>Not taking sides with either of two camps on the WTO issue is not the same
>thing as abstaining from politics. This debate is about business strategy -
>not about developing an independent working class position. Ultimately the
>Chinese government will decide whether to go in or stay out on the basis of
>its calculations of the benefits - or lack thereof - for indigenous capital
>accumulation.
>
>Unless we of course assume that China is some sort of "workers' state". If
>it isn't, why should Chinese workers have an interest in helping formulate
>its foreign policy?
>
>Seeing as Doug asks: workers' real interests are probably to do with
>ensuring that they continue
>to develop an independent political outlook and that it takes an appropriate
>organisational form. If you're talking about trade union organisations, I
>would imagine that they've got their work cut out just defending wages and
>working conditions.
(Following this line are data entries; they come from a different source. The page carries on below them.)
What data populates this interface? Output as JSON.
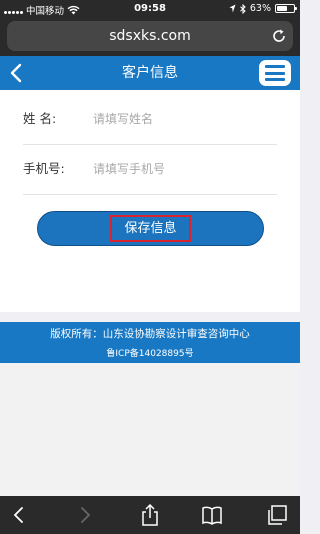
{
  "status_bar": {
    "carrier": "中国移动",
    "time": "09:58",
    "battery_text": "63%",
    "battery_level": 0.63
  },
  "browser": {
    "url": "sdsxks.com"
  },
  "header": {
    "title": "客户信息"
  },
  "form": {
    "name_label": "姓 名:",
    "name_placeholder": "请填写姓名",
    "phone_label": "手机号:",
    "phone_placeholder": "请填写手机号",
    "save_label": "保存信息"
  },
  "footer": {
    "copyright": "版权所有：山东设协勘察设计审查咨询中心",
    "icp": "鲁ICP备14028895号"
  },
  "colors": {
    "brand_blue": "#1878c4",
    "highlight_red": "#d9232e",
    "browser_chrome": "#2a2a2a"
  },
  "icons": {
    "status": [
      "signal-icon",
      "wifi-icon",
      "location-icon",
      "bluetooth-icon",
      "battery-icon"
    ],
    "browser": [
      "reload-icon"
    ],
    "header": [
      "back-arrow-icon",
      "menu-icon"
    ],
    "toolbar": [
      "back-icon",
      "forward-icon",
      "share-icon",
      "bookmarks-icon",
      "tabs-icon"
    ]
  }
}
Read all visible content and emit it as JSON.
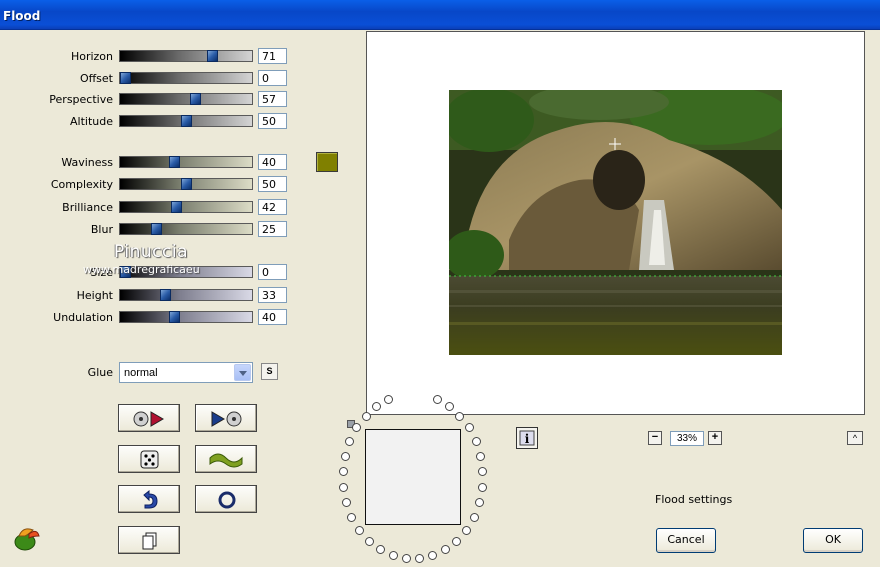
{
  "window": {
    "title": "Flood"
  },
  "sliders": [
    {
      "label": "Horizon",
      "value": "71",
      "pct": 0.71,
      "style": "bw"
    },
    {
      "label": "Offset",
      "value": "0",
      "pct": 0.0,
      "style": "bw"
    },
    {
      "label": "Perspective",
      "value": "57",
      "pct": 0.57,
      "style": "bw"
    },
    {
      "label": "Altitude",
      "value": "50",
      "pct": 0.5,
      "style": "bw"
    },
    {
      "label": "Waviness",
      "value": "40",
      "pct": 0.4,
      "style": "bg"
    },
    {
      "label": "Complexity",
      "value": "50",
      "pct": 0.5,
      "style": "bg"
    },
    {
      "label": "Brilliance",
      "value": "42",
      "pct": 0.42,
      "style": "bg"
    },
    {
      "label": "Blur",
      "value": "25",
      "pct": 0.25,
      "style": "bg"
    },
    {
      "label": "Size",
      "value": "0",
      "pct": 0.0,
      "style": "bl"
    },
    {
      "label": "Height",
      "value": "33",
      "pct": 0.33,
      "style": "bl"
    },
    {
      "label": "Undulation",
      "value": "40",
      "pct": 0.4,
      "style": "bl"
    }
  ],
  "color_swatch": "#808000",
  "watermark": {
    "name": "Pinuccia",
    "url": "www.madregraficaeu"
  },
  "glue": {
    "label": "Glue",
    "value": "normal",
    "small_button": "S"
  },
  "zoom": {
    "minus": "−",
    "value": "33%",
    "plus": "+"
  },
  "up_button": "^",
  "info_button": "i",
  "status_text": "Flood settings",
  "buttons": {
    "cancel": "Cancel",
    "ok": "OK"
  }
}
Why make things even more difficult by subordinating
>your class interests to either of the two WTO camps and confusing your
>membership?
If the WTO is an embryonic institution of a global ruling class, like its elder Bretton Woods siblings, then I don't see how the organized working class can not take a position on it. It's not business strategy, it's basic class politics. And since it's international, I don't see how the national working classes of the world can do anything but devise common strategies around it/them. While I think unions and the left, whatever that is, have placed too much emphasis on "globalization's" effect on labor markets, its effects are certainly >0, so you can't defend wages and working conditions without taking a position on WTO/IMF/WB/etc. Anything else is just weak business unionism.